A couple days ago, I tweeted that we’re just about at the ten-year anniversary of my diagnosis. With this New Year’s came the reminder that 2001 was, in fact, an Odyssey.
I think ten years ago now I was somewhere around the fourth ring of a self-made hell. I was spiraling downward, desperate for a Bottom that I never seemed to find. I found no solid rock. Beyond the ninth ring, I found a springboard into a mania that lasted months, rocketing me upward into a self-made psychotic ecstasy. I exploded out of hell, into a million tiny pieces of myself, diffusing throughout the ether. Those tiny selves violently recongealed into my own big bang when the physics of self-compression caused a seizure that September. My omni-existence was followed by the nonexistence that came, for me, with Depakote. I closed out the year with the removal of one of my organs.

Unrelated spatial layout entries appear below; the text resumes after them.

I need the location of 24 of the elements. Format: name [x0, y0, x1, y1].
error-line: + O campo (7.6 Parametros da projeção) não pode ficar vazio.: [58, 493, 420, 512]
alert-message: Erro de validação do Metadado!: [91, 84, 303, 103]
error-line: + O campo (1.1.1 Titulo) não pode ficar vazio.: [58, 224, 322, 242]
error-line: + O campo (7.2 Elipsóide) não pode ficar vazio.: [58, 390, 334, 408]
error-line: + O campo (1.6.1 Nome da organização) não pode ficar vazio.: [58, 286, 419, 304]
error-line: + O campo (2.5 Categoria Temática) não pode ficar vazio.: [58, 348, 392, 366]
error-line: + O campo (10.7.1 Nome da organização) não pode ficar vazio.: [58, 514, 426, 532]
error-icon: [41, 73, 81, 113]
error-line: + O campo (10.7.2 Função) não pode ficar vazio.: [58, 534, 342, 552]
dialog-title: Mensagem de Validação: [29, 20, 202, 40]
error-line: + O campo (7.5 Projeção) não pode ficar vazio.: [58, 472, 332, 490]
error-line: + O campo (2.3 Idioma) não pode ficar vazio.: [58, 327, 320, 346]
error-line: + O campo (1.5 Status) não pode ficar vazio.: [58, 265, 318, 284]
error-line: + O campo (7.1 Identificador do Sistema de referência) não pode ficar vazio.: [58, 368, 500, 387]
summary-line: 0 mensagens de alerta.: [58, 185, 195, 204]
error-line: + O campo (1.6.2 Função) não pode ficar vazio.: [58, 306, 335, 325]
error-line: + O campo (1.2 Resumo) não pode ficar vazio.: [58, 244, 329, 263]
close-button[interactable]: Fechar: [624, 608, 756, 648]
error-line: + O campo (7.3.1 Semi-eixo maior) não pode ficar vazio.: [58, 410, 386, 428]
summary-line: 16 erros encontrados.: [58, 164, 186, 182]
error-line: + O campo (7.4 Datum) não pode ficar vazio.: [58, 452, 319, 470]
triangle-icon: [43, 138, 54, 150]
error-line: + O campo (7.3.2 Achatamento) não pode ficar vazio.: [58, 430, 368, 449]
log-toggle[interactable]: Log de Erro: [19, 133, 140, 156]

As bad as 2009 and 2010 were due to the economy, this New Year’s reminded me that nothing can ever compare to 2001, the year I self-destructed. I mean the destruction of my self. I mean my destruction of my self.
It was glorious and terrifying. It was blindingly bright and deafeningly black. With 2002 came the intervention, the recovery, the starting over, the work. But before all that, 2001 was the year of sheer experience. I saw, felt, knew, and was the sublime. Even the Depakote-induced nothingness was sublime. I didn’t need suicide: I was already dead.
2001 was the year of my transcendence. My depression transcended every concept of the Bottom previously conceived by me, by continually breaking through another lower plateau as if it were jell-o. My mania transcended Humanity by unleashing a truly feral set of electrons once attached to the firing atoms of my brain. My sedation transcended both, stripping me of what it means to be a sentient being — reducing me to fleshy fully-formed molecules and nothing else, emptying me. I was incapable of volition, and thus couldn’t decide to fill myself back up. (That, I think, was the point of the intervention. Others, mostly my mother, needed to make that decision for me.)
I spent the next decade determined to move forward without ever looking back.
I have two resolutions this year: (1) to finally learn how to adequately maintain a household, and (2) to finally let myself think about, consider, and examine 2001. It is the year of which the current me is a product. It is time to talk about it in the first-person. Monday morning, my therapist is in for a shock.
Questions: Have you done this? Have you revisited the past to know your present and work through your future? I’m afraid the process itself will trigger an episode, that if I go there I won’t come back. Who out there can tell me I can do this? If no one, should I do it anyway?